Glioma is a common type of tumour that develops in the brain. It has the ability to suppress the immune system for it to grow and multiply. As this happens, a person develops brain cancer. In a new study, a group of researchers from Ohio State University looked at the stored blood samples at the Janus Serum Bank in Norway, taken from 594 men and women diagnosed with Glioma twenty years ago, between 1974 and 2007. They compared it from the 1,777 blood samples of those who had no glioma.

Researchers measured the levels of two types of protein in the blood called immunoglobulin E (IgE). It’s a group of antibodies produced by white blood cells that stimulate the immune system’s responses to allergens. Specific respiratory allergens identified in the study include tree pollen, dust mites, plants, horse, cat and dog and dander, and mold. They also analysed the relationship between the risk of glioma and the allergen-specific IgE.

They study shows that blood samples containing allergy-related antibodies are 50% less likely to develop glioma than those who had no symptoms of allergy.

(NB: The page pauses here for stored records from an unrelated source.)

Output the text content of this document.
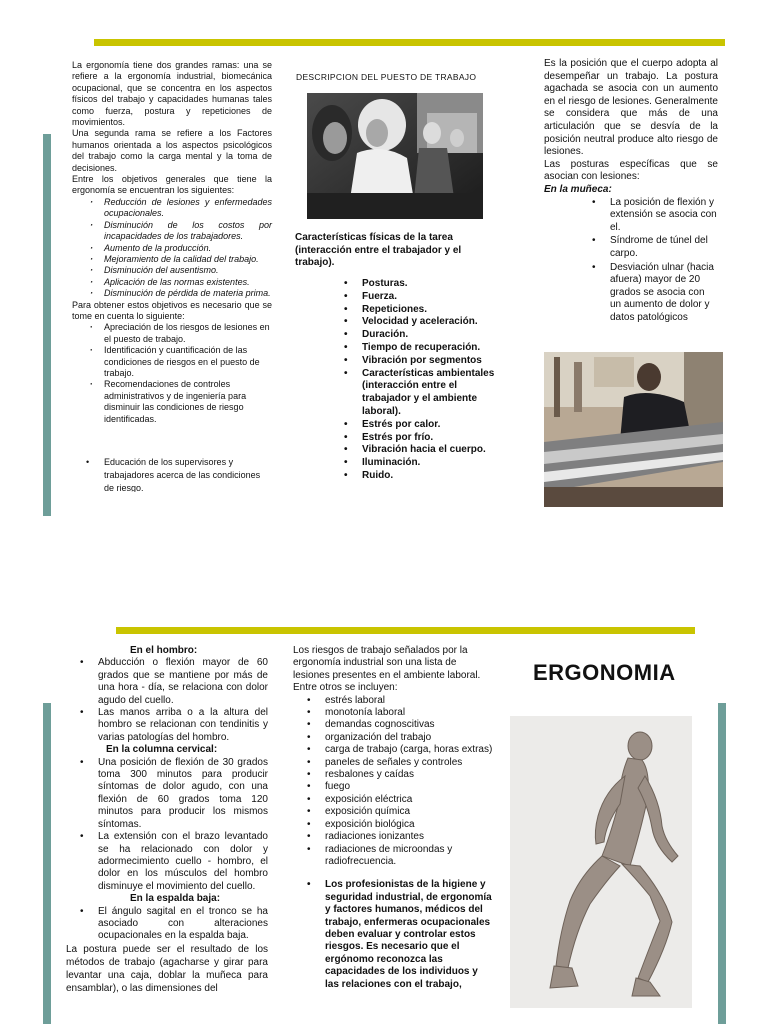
La ergonomía tiene dos grandes ramas: una se refiere a la ergonomía industrial, biomecánica ocupacional, que se concentra en los aspectos físicos del trabajo y capacidades humanas tales como fuerza, postura y repeticiones de movimientos.

Una segunda rama se refiere a los Factores humanos orientada a los aspectos psicológicos del trabajo como la carga mental y la toma de decisiones.

Entre los objetivos generales que tiene la ergonomía se encuentran los siguientes:

· Reducción de lesiones y enfermedades ocupacionales.
· Disminución de los costos por incapacidades de los trabajadores.
· Aumento de la producción.
· Mejoramiento de la calidad del trabajo.
· Disminución del ausentismo.
· Aplicación de las normas existentes.
· Disminución de pérdida de materia prima.

Para obtener estos objetivos es necesario que se tome en cuenta lo siguiente:

· Apreciación de los riesgos de lesiones en el puesto de trabajo.
· Identificación y cuantificación de las condiciones de riesgos en el puesto de trabajo.
· Recomendaciones de controles administrativos y de ingeniería para disminuir las condiciones de riesgo identificadas.
• Educación de los supervisores y trabajadores acerca de las condiciones de riesgo.
DESCRIPCION DEL PUESTO DE TRABAJO
Características físicas de la tarea (interacción entre el trabajador y el trabajo).
• Posturas.
• Fuerza.
• Repeticiones.
• Velocidad y aceleración.
• Duración.
• Tiempo de recuperación.
• Vibración por segmentos
• Características ambientales (interacción entre el trabajador y el ambiente laboral).
• Estrés por calor.
• Estrés por frío.
• Vibración hacia el cuerpo.
• Iluminación.
• Ruido.

Es la posición que el cuerpo adopta al desempeñar un trabajo. La postura agachada se asocia con un aumento en el riesgo de lesiones. Generalmente se considera que más de una articulación que se desvía de la posición neutral produce alto riesgo de lesiones.

Las posturas específicas que se asocian con lesiones:

En la muñeca:

• La posición de flexión y extensión se asocia con el.
• Síndrome de túnel del carpo.
• Desviación ulnar (hacia afuera) mayor de 20 grados se asocia con un aumento de dolor y datos patológicos

En el hombro:

• Abducción o flexión mayor de 60 grados que se mantiene por más de una hora - día, se relaciona con dolor agudo del cuello.
• Las manos arriba o a la altura del hombro se relacionan con tendinitis y varias patologías del hombro.

En la columna cervical:

• Una posición de flexión de 30 grados toma 300 minutos para producir síntomas de dolor agudo, con una flexión de 60 grados toma 120 minutos para producir los mismos síntomas.
• La extensión con el brazo levantado se ha relacionado con dolor y adormecimiento cuello - hombro, el dolor en los músculos del hombro disminuye el movimiento del cuello.

En la espalda baja:

• El ángulo sagital en el tronco se ha asociado con alteraciones ocupacionales en la espalda baja.

La postura puede ser el resultado de los métodos de trabajo (agacharse y girar para levantar una caja, doblar la muñeca para ensamblar), o las dimensiones del

Los riesgos de trabajo señalados por la ergonomía industrial son una lista de lesiones presentes en el ambiente laboral. Entre otros se incluyen:

• estrés laboral
• monotonía laboral
• demandas cognoscitivas
• organización del trabajo
• carga de trabajo (carga, horas extras)
• paneles de señales y controles
• resbalones y caídas
• fuego
• exposición eléctrica
• exposición química
• exposición biológica
• radiaciones ionizantes
• radiaciones de microondas y radiofrecuencia.
• Los profesionistas de la higiene y seguridad industrial, de ergonomía y factores humanos, médicos del trabajo, enfermeras ocupacionales deben evaluar y controlar estos riesgos. Es necesario que el ergónomo reconozca las capacidades de los individuos y las relaciones con el trabajo,
ERGONOMIA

The possible reason for this is, according to lead author Judith Schwartzbaum, associate professor of epidemiology at the University, people with allergies have higher levels of antibodies circulating in their body and stimulating the immune system, preventing the development of glioma. So far, the absence of allergy is the biggest risk factor of glioma. However, more research needs to be done to establish the link between glioma and allergies, she explained.

The researchers also found that women whose blood samples tested positive for certain allergy antibodies have 54% lesser chance to develop glioblastoma – the most common type of glioma tumours. And although such antibodies weren’t seen on men, those who were tested positive for both known and unknown antibodies were 25% less likely to develop tumours in the brain than those who were tested negative. The reason for the disparity between the amount of risk between men and women is still unknown, reported Schwartzbaum. What the study can conclude however is that people with respiratory allergies could have protective line of defence against glioma.

In future studies, Schwartzbaum plans to investigate the relationship between cytokines, chemical messengers that suppress or promote inflammation and risk of brain tumours.

People with glioblastoma can survive for up to 5 years. Some patients who had chemotherapy, brain surgery, or radiation (and other medical treatments) are able to survive for at least one year after the treatment. Some make it until two years and only a few (less than 10%) survive for five years.